Na de eerste keer duurde het even maar toen kwamen de luchtaanvallen vaker. Soms wel een paar keer per dag. Op het laatst kwamen de B 29 (Superfortress) bommenwerpers. Deze vlogen voor het afweergeschut veel te hoog. Het werd 9 augustus 1945. Ik werkte beneden in het dok, onder het geraamte van een schip in aanbouw. Op die dag was er al vroeg luchtalarm. Het bleek een vals alarm te zijn en ik slofte maar weer terug. Toen ik weer op mijn werkplek was klonk er alweer een luchtalarm. Ik dacht bij mezelf “De groeten, ik blijf” en maakte aanstalten om een extra rustpauze te nemen.
Maar toen (11:02) begon de grond te bewegen. Vervolgens een felle lichtflits en alles om mij heen was opeens verlicht. Meteen erna een geweldige donderslag, gevolgd door een harde windstoot. En dan….. niets, doodse stilte. Ik hoorde stemmen en kroop uit mijn tijdelijke schuilplaats. Het waren collega’s. Opeens riep één van hen “Watch out, get back, get back!” en hij wees naar boven. Grote scherven glas vielen naar beneden die door de luchtdruk uit de dakraamsponningen waren gestoten. Gelijk dook ik weer onder het schip. Toen ik geen gerinkel maar hoorde durfde ik weer onder het schip vandaan te komen en naar boven te gaan, het dok uit. Het was intussen laat in de middag.

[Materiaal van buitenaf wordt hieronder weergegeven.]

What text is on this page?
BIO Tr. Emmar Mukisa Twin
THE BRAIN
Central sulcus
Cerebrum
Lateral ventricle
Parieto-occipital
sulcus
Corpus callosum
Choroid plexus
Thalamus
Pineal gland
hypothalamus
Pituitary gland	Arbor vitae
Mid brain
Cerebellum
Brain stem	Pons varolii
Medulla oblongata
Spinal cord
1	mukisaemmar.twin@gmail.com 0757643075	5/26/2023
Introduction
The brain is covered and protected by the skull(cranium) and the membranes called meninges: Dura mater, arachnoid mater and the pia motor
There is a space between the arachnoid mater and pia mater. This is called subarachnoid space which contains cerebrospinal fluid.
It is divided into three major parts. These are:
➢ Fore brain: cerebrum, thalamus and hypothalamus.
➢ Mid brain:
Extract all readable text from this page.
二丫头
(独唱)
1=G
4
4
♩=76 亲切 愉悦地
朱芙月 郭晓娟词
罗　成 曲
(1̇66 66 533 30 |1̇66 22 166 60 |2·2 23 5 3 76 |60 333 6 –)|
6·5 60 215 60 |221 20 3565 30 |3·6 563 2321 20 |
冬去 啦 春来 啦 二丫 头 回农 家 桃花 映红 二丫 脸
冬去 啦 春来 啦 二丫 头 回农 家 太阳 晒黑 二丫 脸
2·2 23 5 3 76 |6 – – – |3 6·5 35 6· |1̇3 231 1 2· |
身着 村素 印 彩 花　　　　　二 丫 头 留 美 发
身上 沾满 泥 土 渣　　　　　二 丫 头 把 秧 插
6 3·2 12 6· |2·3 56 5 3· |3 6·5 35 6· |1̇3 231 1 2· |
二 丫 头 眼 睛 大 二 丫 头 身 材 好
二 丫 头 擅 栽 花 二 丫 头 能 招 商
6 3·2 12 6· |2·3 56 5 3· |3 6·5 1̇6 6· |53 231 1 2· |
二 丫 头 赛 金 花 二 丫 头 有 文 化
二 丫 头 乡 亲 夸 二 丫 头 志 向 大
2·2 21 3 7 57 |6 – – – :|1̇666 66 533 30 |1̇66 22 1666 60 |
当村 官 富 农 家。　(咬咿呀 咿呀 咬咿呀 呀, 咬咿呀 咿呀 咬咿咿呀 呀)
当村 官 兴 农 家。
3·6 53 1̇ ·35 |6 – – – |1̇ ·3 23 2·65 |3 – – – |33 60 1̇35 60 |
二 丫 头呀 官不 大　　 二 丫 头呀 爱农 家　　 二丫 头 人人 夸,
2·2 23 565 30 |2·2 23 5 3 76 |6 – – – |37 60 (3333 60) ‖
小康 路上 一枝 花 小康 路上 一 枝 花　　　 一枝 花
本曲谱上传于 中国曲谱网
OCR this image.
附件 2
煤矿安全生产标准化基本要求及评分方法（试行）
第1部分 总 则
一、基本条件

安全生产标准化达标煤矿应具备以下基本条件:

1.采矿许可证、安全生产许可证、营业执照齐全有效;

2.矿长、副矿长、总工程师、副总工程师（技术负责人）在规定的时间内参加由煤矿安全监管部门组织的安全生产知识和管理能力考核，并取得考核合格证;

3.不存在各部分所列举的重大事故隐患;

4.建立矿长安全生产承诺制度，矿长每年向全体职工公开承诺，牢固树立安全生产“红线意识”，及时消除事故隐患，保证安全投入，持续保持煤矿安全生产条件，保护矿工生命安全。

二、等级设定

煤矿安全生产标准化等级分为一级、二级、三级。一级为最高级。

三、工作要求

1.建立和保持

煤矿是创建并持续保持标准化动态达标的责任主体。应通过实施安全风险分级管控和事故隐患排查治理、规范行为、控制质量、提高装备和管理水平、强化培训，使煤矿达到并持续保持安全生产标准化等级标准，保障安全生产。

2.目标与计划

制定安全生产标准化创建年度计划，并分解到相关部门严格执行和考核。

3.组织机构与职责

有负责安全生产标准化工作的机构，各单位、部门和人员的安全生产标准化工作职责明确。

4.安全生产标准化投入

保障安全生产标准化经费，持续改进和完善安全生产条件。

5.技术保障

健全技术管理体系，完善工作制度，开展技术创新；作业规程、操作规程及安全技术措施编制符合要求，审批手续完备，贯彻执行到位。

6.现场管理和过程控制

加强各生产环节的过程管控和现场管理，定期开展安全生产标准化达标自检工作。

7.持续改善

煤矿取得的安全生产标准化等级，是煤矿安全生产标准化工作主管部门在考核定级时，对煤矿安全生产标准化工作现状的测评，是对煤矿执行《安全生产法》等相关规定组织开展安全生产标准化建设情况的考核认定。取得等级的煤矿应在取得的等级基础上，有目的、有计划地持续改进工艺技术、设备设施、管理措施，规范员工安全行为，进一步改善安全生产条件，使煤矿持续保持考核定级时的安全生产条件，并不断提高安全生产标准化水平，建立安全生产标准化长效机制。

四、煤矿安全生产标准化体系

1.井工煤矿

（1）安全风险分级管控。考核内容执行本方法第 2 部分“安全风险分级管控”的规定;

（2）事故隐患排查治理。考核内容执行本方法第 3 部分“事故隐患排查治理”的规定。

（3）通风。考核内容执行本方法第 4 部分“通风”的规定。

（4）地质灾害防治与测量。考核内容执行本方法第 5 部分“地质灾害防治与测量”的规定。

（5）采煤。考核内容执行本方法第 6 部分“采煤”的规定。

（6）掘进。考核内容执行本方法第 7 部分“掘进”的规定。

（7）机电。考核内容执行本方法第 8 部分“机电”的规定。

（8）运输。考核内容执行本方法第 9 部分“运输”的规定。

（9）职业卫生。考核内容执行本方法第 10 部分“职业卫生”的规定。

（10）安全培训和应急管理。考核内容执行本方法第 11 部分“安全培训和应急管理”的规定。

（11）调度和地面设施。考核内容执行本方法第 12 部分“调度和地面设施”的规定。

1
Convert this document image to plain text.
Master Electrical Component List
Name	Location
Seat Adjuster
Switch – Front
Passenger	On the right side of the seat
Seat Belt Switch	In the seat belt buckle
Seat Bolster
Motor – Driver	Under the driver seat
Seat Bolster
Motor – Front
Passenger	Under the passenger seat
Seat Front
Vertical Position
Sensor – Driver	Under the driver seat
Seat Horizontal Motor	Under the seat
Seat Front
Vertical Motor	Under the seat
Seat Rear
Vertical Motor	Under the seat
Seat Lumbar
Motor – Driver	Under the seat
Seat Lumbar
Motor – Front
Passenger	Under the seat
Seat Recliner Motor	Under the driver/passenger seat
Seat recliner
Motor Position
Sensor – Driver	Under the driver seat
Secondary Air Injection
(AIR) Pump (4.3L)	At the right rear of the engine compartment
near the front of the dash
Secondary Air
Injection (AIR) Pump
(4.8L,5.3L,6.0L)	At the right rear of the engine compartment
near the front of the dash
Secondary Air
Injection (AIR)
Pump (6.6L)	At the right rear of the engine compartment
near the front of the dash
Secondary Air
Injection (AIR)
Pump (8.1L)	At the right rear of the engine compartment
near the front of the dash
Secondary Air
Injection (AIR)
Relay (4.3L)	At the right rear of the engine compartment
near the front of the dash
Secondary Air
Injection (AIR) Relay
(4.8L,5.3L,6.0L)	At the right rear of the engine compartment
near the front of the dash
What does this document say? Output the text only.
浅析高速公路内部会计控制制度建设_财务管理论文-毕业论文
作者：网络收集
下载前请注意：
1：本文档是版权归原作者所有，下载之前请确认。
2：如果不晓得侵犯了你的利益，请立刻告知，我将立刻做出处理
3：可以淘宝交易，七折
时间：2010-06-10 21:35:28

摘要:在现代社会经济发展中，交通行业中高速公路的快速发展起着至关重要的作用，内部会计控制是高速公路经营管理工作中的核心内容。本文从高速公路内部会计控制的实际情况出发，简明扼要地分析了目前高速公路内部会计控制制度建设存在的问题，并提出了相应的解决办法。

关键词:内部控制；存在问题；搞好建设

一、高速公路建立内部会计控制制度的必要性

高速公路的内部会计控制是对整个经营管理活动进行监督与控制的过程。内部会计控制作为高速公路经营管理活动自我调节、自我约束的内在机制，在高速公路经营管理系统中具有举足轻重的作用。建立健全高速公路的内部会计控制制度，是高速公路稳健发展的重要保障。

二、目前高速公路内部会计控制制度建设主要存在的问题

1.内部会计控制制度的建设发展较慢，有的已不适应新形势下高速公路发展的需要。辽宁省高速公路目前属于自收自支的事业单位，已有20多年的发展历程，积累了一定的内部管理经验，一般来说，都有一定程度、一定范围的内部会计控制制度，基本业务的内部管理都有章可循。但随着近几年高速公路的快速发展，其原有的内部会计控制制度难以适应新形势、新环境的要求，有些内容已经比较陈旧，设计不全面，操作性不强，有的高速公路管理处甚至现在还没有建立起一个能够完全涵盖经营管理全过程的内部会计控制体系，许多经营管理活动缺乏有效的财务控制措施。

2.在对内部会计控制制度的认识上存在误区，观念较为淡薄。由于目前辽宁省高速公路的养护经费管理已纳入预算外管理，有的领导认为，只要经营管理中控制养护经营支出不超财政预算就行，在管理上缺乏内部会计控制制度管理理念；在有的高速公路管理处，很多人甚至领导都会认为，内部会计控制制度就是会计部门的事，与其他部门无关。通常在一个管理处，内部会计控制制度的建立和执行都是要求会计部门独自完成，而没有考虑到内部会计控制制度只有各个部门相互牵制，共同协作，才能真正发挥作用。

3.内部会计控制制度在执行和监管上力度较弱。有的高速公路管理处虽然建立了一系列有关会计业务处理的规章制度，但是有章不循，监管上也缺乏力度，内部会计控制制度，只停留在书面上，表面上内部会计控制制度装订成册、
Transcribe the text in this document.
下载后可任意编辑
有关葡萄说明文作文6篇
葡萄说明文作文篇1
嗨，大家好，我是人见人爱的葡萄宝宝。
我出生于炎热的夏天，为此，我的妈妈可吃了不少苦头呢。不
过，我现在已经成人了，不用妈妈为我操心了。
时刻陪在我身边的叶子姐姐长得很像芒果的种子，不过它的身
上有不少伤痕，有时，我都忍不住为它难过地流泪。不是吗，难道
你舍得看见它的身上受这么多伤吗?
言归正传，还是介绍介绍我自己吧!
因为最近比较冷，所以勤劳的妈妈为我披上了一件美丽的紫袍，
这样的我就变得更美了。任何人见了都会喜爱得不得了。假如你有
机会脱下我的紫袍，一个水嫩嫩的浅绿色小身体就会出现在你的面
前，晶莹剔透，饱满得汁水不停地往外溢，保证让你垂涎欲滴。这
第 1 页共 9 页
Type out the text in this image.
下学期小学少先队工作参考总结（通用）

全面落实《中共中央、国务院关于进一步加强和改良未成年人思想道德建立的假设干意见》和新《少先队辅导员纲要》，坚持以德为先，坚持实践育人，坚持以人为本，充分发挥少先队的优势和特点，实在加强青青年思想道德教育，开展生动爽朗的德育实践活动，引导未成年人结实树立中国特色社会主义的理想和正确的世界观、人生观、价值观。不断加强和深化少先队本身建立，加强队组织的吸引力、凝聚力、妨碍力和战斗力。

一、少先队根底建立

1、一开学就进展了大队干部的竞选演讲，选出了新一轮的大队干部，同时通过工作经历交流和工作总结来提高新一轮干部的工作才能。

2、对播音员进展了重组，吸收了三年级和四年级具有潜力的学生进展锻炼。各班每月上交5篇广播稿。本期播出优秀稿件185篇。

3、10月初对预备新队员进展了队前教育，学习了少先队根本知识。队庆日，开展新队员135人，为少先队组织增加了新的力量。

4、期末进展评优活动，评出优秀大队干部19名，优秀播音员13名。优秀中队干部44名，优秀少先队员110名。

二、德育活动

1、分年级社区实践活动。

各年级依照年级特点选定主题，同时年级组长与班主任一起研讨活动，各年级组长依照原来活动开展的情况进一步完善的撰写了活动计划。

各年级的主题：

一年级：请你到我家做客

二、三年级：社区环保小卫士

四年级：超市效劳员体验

Bovengekomen was het paniek. De Japanners gilden en schreeuwden door elkaar heen. Ook onze bewakers waren door het dolle, maar zagen in de chaos toch kans ons duidelijk te maken, dat wij naar onze verzamelplaats moesten gaan. Daar aangekomen, waar wij anders Nagasaki mooi konden zien, zagen wij overal branden, grote en kleine. Rook heel veel rook. Een vieze rookkolom hing boven de stad en werd alsmaar groter en groter en er schoten grote vuurtongen uit. De bovenkant spreidde zich naar buiten uit, waardoor hij de vorm van een paddenstoel aannam.Wij marcheerden terug naar het kamp. Ook daar was het een enorme ravage. Door de luchtdruk waren de buitenwanden van de fabriek naar buiten opgebold en van de ziekenboeg was een stuk van het dak naar boven gedrukt, ramen lagen uit hun scharnieren en overal glasscherven. Onder de lopende patiënten waren ook enkele gewonden door al die glasscherven. De dagen daarna bleven wij in het kamp. Spannende dagen. Wij hadden geen idee wat er aan de hand was Wat voor ons wel vaststond was dat het einde van de oorlog dichtbij was.
Geruchten gingen over een invasie. Als die er was dan zag het er voor ons niet best uit. Wij wisten dat de Jap zich liever dood vocht, dan zich over te geven. Maar het liefst zonder levende krijgsgevangenen in de rug. Onze hoop was een wapenstilstand of een onvoorwaardelijke overgave. Het werd het laatste.
Na een dag of zo vloog er een Amerikaans vliegtuig over. Het wierp een klein pakje naar beneden met daarin o.a. een brief waarin stond dat de oorlog voorbij was. Japan had zich onvoorwaardelijk overgegeven….en dat de bom die Nagasaki vernietigd had een plutoniumbom was, maar dat zei ons niet veel. De stemming verbeterde zienderogen.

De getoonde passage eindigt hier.